Uses: Coughs and bronchitis, various skin disorders: internally (caution: short courses only) or, as a skin lotion in eczema, psoriasis and acne. As a wash in stomatitis (including Vincent’s angina) and in herpes simplex labialis (= cold sores)

Now some more of the Caryophyllaceae which are pretty enough to plant out as an ornamental!

Most of the Pinks or Dianthus are native, but very rare, such as; the Cheddar Pink (Dianthus gratianopolitanus ) of which I obtained seeds through the Hardy Plant Society several years ago. It only grows native in the British Isles in the Cheddar Gorge near Bristol.

Most of the Campions or Silene &  Lychnis are common in their native habitats only.

I learnt through Wikipedia that the genus Silene has 700 species worldwide and is therefore the largest genus of the family.

S. dioica or Red Campion is probably the most common here in the Midlands, a colourful plant in hedgerows and anywhere in moisture retentive soil. Good enough as a garden plant, I think! One particularly notable variety is a hot pink, double flowered variety with deep green leaves called ‘Firefly’.

Uses:

Besides the aesthetic value of its flowers, the crushed seeds of red campion have also been used to treat snakebites . The nectar of the flowers is utilised by bumblebees and butterflies, and several species of moth feed on the foliage.

The Ragged-Robin (Lychnis flos-cuculi) is a very attractive perennial in damp meadows, more often seen in my native, watery Holland, than in the dry Midlands.. The following entertaining information, is from a very useful little book called ‘Weeds and what they tell us’ by Ehrenfried Pfeiffer, third print (2012) in association with the Biodynamic Farming & Gardening Ass. It is however a booklet for the New World and has therefore different weeds or the same but with different common names.

“The Cuckoo flower (other name for the Ragged Robin) prefers moist meadows. It was introduced from Asia Minor and Siberia, and has value as an animal feed. It has evidently derived its name, cuckoo flower, from the fact that it blossoms when the cuckoo calls, or, perhaps, because of the legend of ‘cuckoo saliva’ or ‘spittle’ from the Old World: the roots of all lychnis/silene species contain saponin, which produces a soapy foam if stirred in water. Before the discovery of soap, together with the true saponaria, it was used for washing. To this same group (which does not grow in the southern states) also belong red campion, found on grainfields and pastures, and white cockle or evening lychnis (probably Silene alba), so-called for its white blossoms, which open in the evening and close with sunrise”.

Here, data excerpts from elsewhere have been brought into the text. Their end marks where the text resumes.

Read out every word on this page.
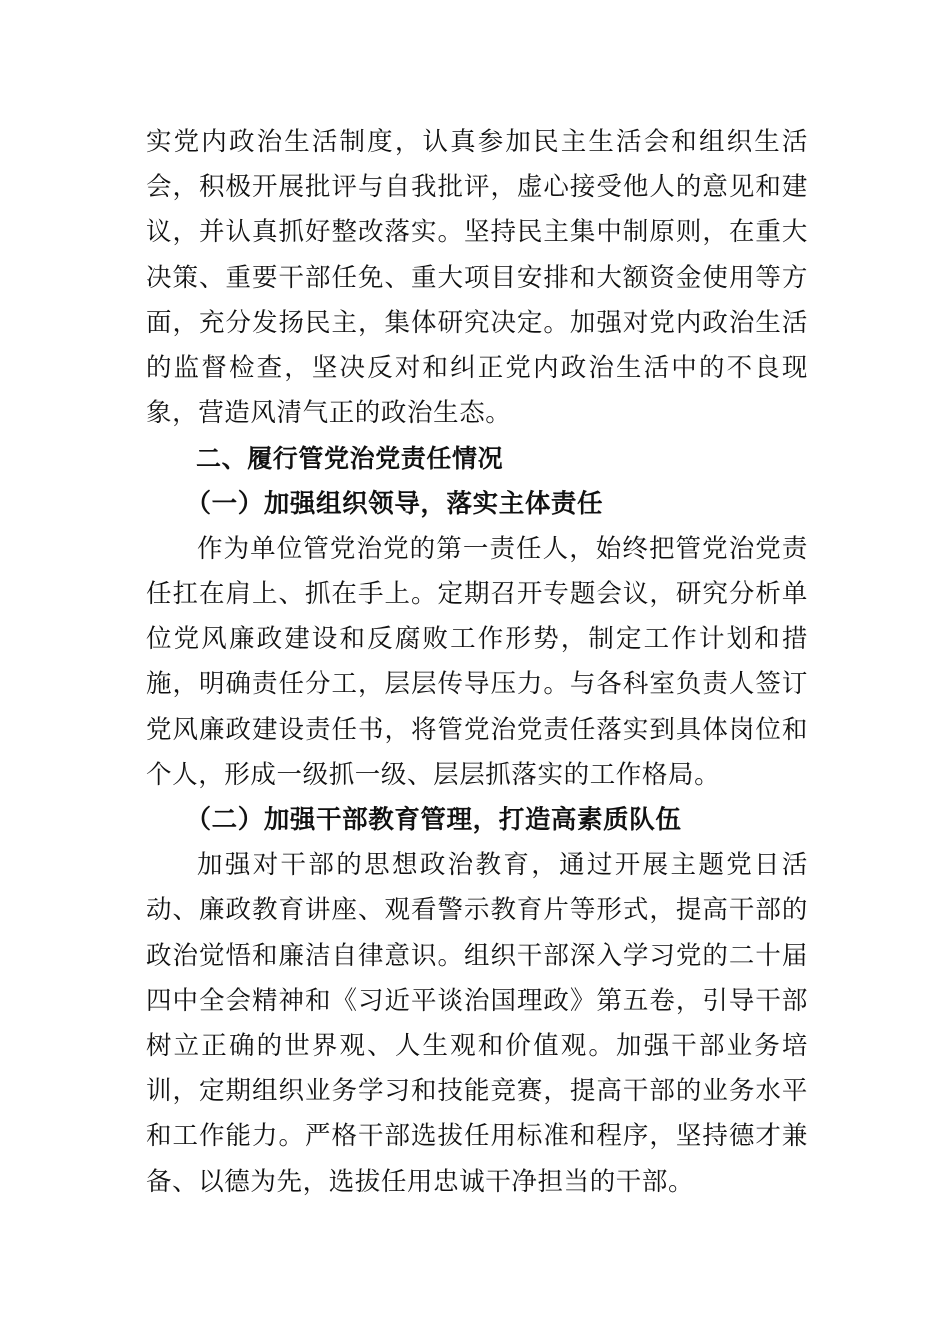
实党内政治生活制度，认真参加民主生活会和组织生活会，积极开展批评与自我批评，虚心接受他人的意见和建议，并认真抓好整改落实。坚持民主集中制原则，在重大决策、重要干部任免、重大项目安排和大额资金使用等方面，充分发扬民主，集体研究决定。加强对党内政治生活的监督检查，坚决反对和纠正党内政治生活中的不良现象，营造风清气正的政治生态。

二、履行管党治党责任情况

（一）加强组织领导，落实主体责任

作为单位管党治党的第一责任人，始终把管党治党责任扛在肩上、抓在手上。定期召开专题会议，研究分析单位党风廉政建设和反腐败工作形势，制定工作计划和措施，明确责任分工，层层传导压力。与各科室负责人签订党风廉政建设责任书，将管党治党责任落实到具体岗位和个人，形成一级抓一级、层层抓落实的工作格局。

（二）加强干部教育管理，打造高素质队伍

加强对干部的思想政治教育，通过开展主题党日活动、廉政教育讲座、观看警示教育片等形式，提高干部的政治觉悟和廉洁自律意识。组织干部深入学习党的二十届四中全会精神和《习近平谈治国理政》第五卷，引导干部树立正确的世界观、人生观和价值观。加强干部业务培训，定期组织业务学习和技能竞赛，提高干部的业务水平和工作能力。严格干部选拔任用标准和程序，坚持德才兼备、以德为先，选拔任用忠诚干净担当的干部。
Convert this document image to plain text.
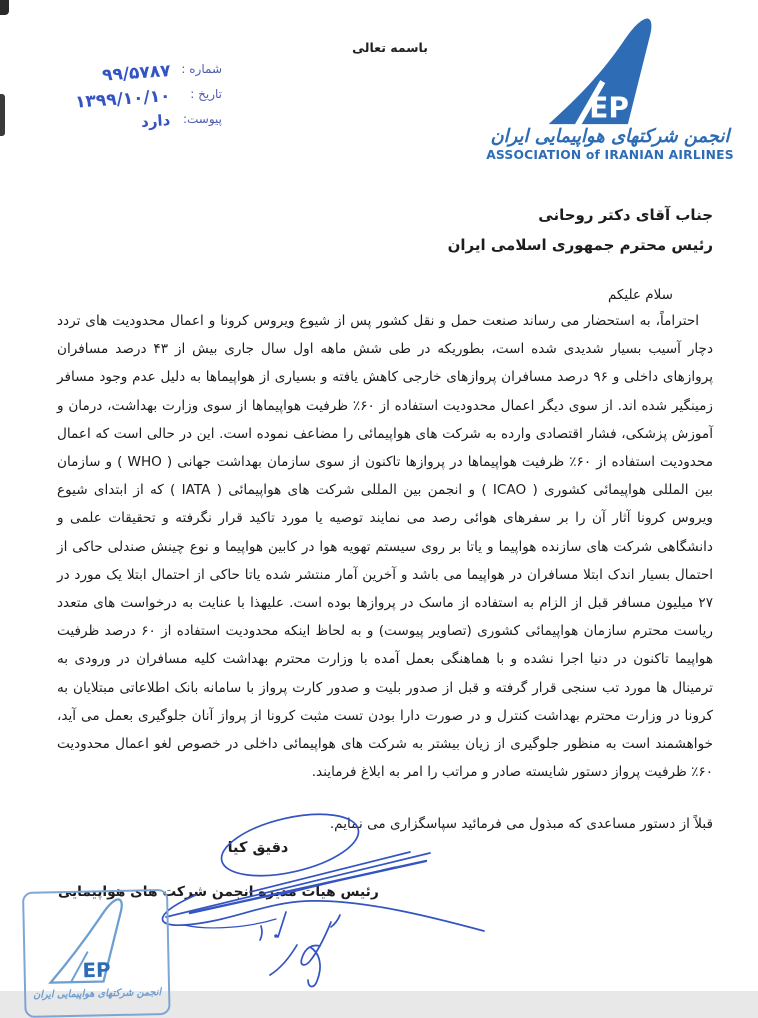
باسمه تعالی
شماره :
۹۹/۵۷۸۷
تاریخ :
۱۳۹۹/۱۰/۱۰
پیوست:
دارد	EP
انجمن شرکتهای هواپیمایی ایران
ASSOCIATION of IRANIAN AIRLINES
جناب آقای دکتر روحانی
رئیس محترم جمهوری اسلامی ایران
سلام علیکم

احتراماً، به استحضار می رساند صنعت حمل و نقل کشور پس از شیوع ویروس کرونا و اعمال محدودیت های تردد دچار آسیب بسیار شدیدی شده است، بطوریکه در طی شش ماهه اول سال جاری بیش از ۴۳ درصد مسافران پروازهای داخلی و ۹۶ درصد مسافران پروازهای خارجی کاهش یافته و بسیاری از هواپیماها به دلیل عدم وجود مسافر زمینگیر شده اند. از سوی دیگر اعمال محدودیت استفاده از ۶۰٪ ظرفیت هواپیماها از سوی وزارت بهداشت، درمان و آموزش پزشکی، فشار اقتصادی وارده به شرکت های هواپیمائی را مضاعف نموده است. این در حالی است که اعمال محدودیت استفاده از ۶۰٪ ظرفیت هواپیماها در پروازها تاکنون از سوی سازمان بهداشت جهانی ( WHO ) و سازمان بین المللی هواپیمائی کشوری ( ICAO ) و انجمن بین المللی شرکت های هواپیمائی ( IATA ) که از ابتدای شیوع ویروس کرونا آثار آن را بر سفرهای هوائی رصد می نمایند توصیه یا مورد تاکید قرار نگرفته و تحقیقات علمی و دانشگاهی شرکت های سازنده هواپیما و یاتا بر روی سیستم تهویه هوا در کابین هواپیما و نوع چینش صندلی حاکی از احتمال بسیار اندک ابتلا مسافران در هواپیما می باشد و آخرین آمار منتشر شده یاتا حاکی از احتمال ابتلا یک مورد در ۲۷ میلیون مسافر قبل از الزام به استفاده از ماسک در پروازها بوده است. علیهذا با عنایت به درخواست های متعدد ریاست محترم سازمان هواپیمائی کشوری (تصاویر پیوست) و به لحاظ اینکه محدودیت استفاده از ۶۰ درصد ظرفیت هواپیما تاکنون در دنیا اجرا نشده و با هماهنگی بعمل آمده با وزارت محترم بهداشت کلیه مسافران در ورودی به ترمینال ها مورد تب سنجی قرار گرفته و قبل از صدور بلیت و صدور کارت پرواز با سامانه بانک اطلاعاتی مبتلایان به کرونا در وزارت محترم بهداشت کنترل و در صورت دارا بودن تست مثبت کرونا از پرواز آنان جلوگیری بعمل می آید، خواهشمند است به منظور جلوگیری از زیان بیشتر به شرکت های هواپیمائی داخلی در خصوص لغو اعمال محدودیت ۶۰٪ ظرفیت پرواز دستور شایسته صادر و مراتب را امر به ابلاغ فرمایند.

قبلاً از دستور مساعدی که مبذول می فرمائید سپاسگزاری می نمایم.
دقیق کیا
رئیس هیات مدیره انجمن شرکت های هواپیمایی
EP
انجمن شرکتهای هواپیمایی ایران
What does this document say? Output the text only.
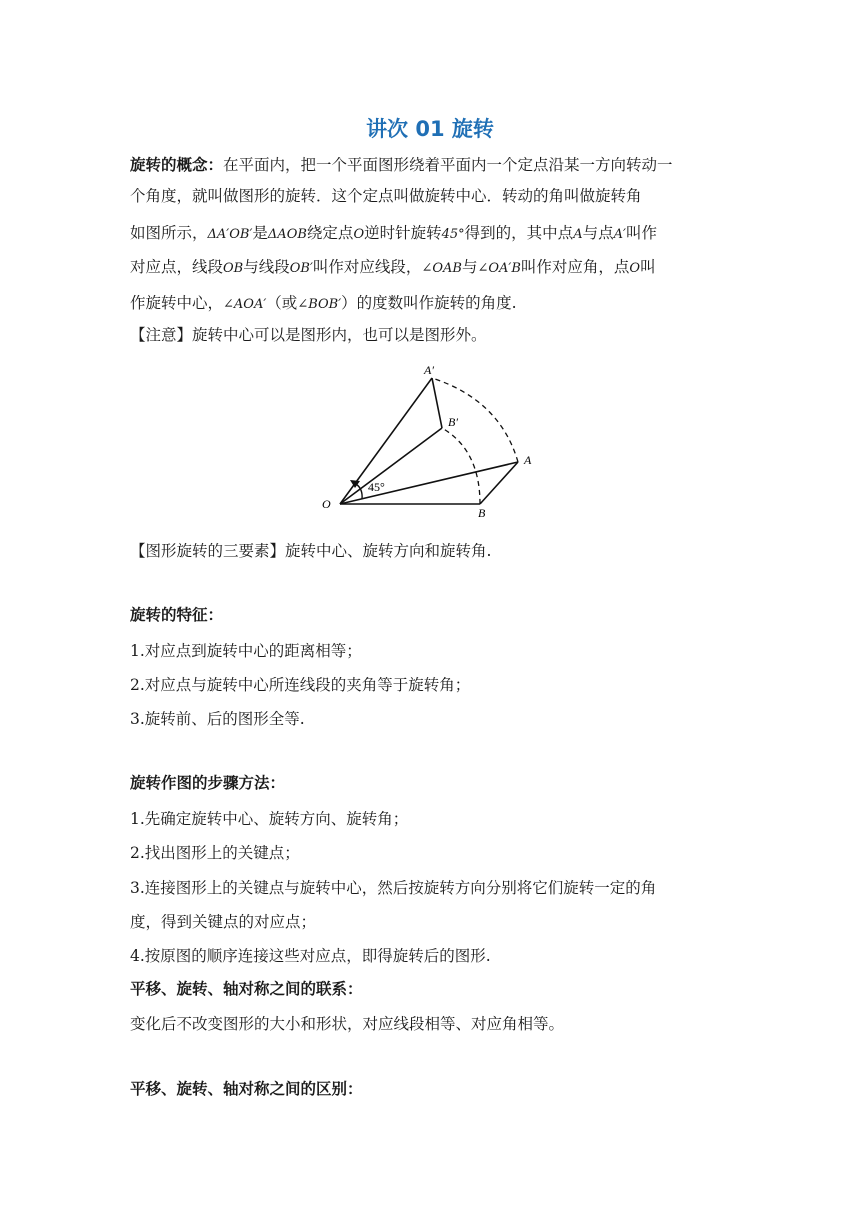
讲次 01 旋转
旋转的概念：在平面内，把一个平面图形绕着平面内一个定点沿某一方向转动一
个角度，就叫做图形的旋转．这个定点叫做旋转中心．转动的角叫做旋转角
如图所示，ΔA′OB′是ΔAOB绕定点O逆时针旋转45°得到的，其中点A与点A′叫作
对应点，线段OB与线段OB′叫作对应线段，∠OAB与∠OA′B叫作对应角，点O叫
作旋转中心，∠AOA′（或∠BOB′）的度数叫作旋转的角度.
【注意】旋转中心可以是图形内，也可以是图形外。
45°
A′
B′
A
B
O
【图形旋转的三要素】旋转中心、旋转方向和旋转角.
旋转的特征：
1.对应点到旋转中心的距离相等；
2.对应点与旋转中心所连线段的夹角等于旋转角；
3.旋转前、后的图形全等.
旋转作图的步骤方法：
1.先确定旋转中心、旋转方向、旋转角；
2.找出图形上的关键点；
3.连接图形上的关键点与旋转中心，然后按旋转方向分别将它们旋转一定的角
度，得到关键点的对应点；
4.按原图的顺序连接这些对应点，即得旋转后的图形.
平移、旋转、轴对称之间的联系：
变化后不改变图形的大小和形状，对应线段相等、对应角相等。
平移、旋转、轴对称之间的区别：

The Bladder Campion (S. vulgaris) as well as the similar lower growing Sea Campion (S. uniflora) are a lot of fun as they both keep their  ‘bladders’ long after the white flowers have faded. These are really an adapted calyx-tube.

The Catchflies such  as Sticky Catchfly (S. viscaria), Night-flowering Catchfly (S. noctiflora), Nottingham Catchfly (S. nutans) and others are a lot more rare. 

S. viscaria is also grown as an ornamental garden plant. In British horticultural literature it is often referred to by its synonym Lychnis viscaria. The cultivar ‘Splendens Plena’, a double-flowered form, has won the Royal Horticultural Society’s Award of Garden Merit.

Uses:

Silene viscaria is said to increase the disease resistance of surrounding plants. Extract from S. viscaria contains a relatively high amount of brassinosteroids, which have a proven positive effect on the growth of other plants.

The common name Nottingham catchfly commemorates the former occurrence of S. nutans on the walls of Nottingham Castle, and the species was chosen to represent the unitary authority of Nottingham as its county flower. Despite this association, Nottingham catchflies no longer occur in either the city of Nottingham or the wider county of Nottinghamshire.